Hervé Novelli va présenter dans les mois qui viennent un projet de loi sur la transmission. Selon vous que manque-t-il au dispositif actuel ?
En terme de fiscalité, et que la transmission soit à titre gratuit ou à titre onéreux, et que l’on se place du côté du repreneur ou de celui du cédant, j’estime que nous ne sommes pas très loin du paradis. Un seul élément manque qui serait de nature à faciliter la transmission de l’entreprise avant le départ en retraite du dirigeant : il s’agit de l’exonération de la plus-value pour le cédant en cours d’activité.
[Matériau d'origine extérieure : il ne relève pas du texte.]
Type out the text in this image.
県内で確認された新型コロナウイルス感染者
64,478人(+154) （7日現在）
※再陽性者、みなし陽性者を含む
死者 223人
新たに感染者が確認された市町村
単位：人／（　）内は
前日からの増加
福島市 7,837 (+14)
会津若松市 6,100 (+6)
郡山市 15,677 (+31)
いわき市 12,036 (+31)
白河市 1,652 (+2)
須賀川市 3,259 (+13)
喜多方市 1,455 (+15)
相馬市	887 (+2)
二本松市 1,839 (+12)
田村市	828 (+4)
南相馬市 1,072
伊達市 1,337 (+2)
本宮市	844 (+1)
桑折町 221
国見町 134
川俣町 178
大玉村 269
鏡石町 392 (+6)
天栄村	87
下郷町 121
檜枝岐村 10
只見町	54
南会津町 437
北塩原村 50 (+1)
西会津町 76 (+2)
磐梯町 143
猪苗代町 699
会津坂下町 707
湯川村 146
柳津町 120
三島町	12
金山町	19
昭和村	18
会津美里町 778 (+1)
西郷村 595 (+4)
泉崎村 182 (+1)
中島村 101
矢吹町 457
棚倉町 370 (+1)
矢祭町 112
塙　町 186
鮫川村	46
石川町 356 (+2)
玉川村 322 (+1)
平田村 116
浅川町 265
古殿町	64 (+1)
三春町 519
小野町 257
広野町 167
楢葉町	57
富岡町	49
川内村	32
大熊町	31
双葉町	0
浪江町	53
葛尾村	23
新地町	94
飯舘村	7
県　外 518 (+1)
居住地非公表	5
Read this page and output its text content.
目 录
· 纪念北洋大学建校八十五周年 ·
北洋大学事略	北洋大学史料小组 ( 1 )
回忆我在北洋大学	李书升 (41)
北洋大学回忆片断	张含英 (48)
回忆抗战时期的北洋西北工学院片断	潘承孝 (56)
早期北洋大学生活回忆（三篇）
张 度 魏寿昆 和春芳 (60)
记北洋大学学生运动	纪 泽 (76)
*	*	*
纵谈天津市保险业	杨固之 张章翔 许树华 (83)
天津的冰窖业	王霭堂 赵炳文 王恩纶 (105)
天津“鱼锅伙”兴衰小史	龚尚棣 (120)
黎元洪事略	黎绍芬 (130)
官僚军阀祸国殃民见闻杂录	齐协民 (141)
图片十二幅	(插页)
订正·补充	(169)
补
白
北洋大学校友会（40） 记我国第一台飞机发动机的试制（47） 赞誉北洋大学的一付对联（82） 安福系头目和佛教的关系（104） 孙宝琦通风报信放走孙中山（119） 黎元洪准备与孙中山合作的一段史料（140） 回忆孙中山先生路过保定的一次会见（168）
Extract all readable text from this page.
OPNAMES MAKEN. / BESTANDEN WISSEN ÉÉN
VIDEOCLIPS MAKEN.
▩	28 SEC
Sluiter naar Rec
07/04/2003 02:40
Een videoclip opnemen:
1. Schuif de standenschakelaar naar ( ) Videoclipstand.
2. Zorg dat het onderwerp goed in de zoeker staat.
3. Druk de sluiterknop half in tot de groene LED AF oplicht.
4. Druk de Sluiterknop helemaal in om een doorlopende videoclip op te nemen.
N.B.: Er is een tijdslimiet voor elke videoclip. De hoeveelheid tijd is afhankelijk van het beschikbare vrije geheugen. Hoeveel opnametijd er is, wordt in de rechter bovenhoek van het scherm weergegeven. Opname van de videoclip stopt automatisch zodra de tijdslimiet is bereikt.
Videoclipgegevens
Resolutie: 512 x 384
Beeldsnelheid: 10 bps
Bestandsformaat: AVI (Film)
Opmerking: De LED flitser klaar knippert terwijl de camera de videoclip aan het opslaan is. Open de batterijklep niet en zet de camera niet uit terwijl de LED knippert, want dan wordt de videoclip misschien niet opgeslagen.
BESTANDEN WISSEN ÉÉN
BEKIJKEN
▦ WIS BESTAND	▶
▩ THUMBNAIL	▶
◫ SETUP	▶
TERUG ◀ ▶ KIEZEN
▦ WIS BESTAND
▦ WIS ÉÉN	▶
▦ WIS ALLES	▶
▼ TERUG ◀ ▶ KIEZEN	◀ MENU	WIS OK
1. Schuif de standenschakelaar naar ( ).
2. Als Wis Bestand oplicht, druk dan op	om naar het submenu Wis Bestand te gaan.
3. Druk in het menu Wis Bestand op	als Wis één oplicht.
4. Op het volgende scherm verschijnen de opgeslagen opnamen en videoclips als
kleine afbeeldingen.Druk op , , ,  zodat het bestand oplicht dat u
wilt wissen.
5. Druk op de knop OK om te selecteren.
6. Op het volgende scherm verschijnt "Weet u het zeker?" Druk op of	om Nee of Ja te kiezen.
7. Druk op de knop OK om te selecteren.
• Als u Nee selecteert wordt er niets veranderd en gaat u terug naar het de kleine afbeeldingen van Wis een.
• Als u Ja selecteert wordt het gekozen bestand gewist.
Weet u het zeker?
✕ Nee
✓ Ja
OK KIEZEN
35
Alors qu’aujourd’hui, il est possible d’être quasiment totalement exonéré si vous partez en retraite, il faut attendre 2014 pour être exonéré de votre impôt sur la plus-value si vous vendez votre entreprise pour en créer une nouvelle. C’est le seul point qui manque et c’est regrettable. Sinon le dispositif est presque parfait. Il est toutefois vrai que le législateur fait bien son travail, car il a couvert, sur cet aspect, environ 85 % des entreprises. La principale difficulté est davantage périphérique : tout l’aspect information formation pourrait être davantage développé, car on ne s’institue pas repreneur du jour au lendemain. On pourrait imaginer l’exonération d’un certain nombre d’impôts pour le repreneur. Il serait également bon de lui faciliter l’accès à un certain nombre de conseils. Les repreneurs estiment que les services des avocats et des experts-comptables sont chers, car ce sont des opérations complexes et longues, et cela pèse bien entendu sur son apport. Enfin, le financement demeure toujours un aspect délicat. Tout ce qui pourra aller dans le sens du développement des prêts garantis et des prêts d’honneur sera une bonne chose.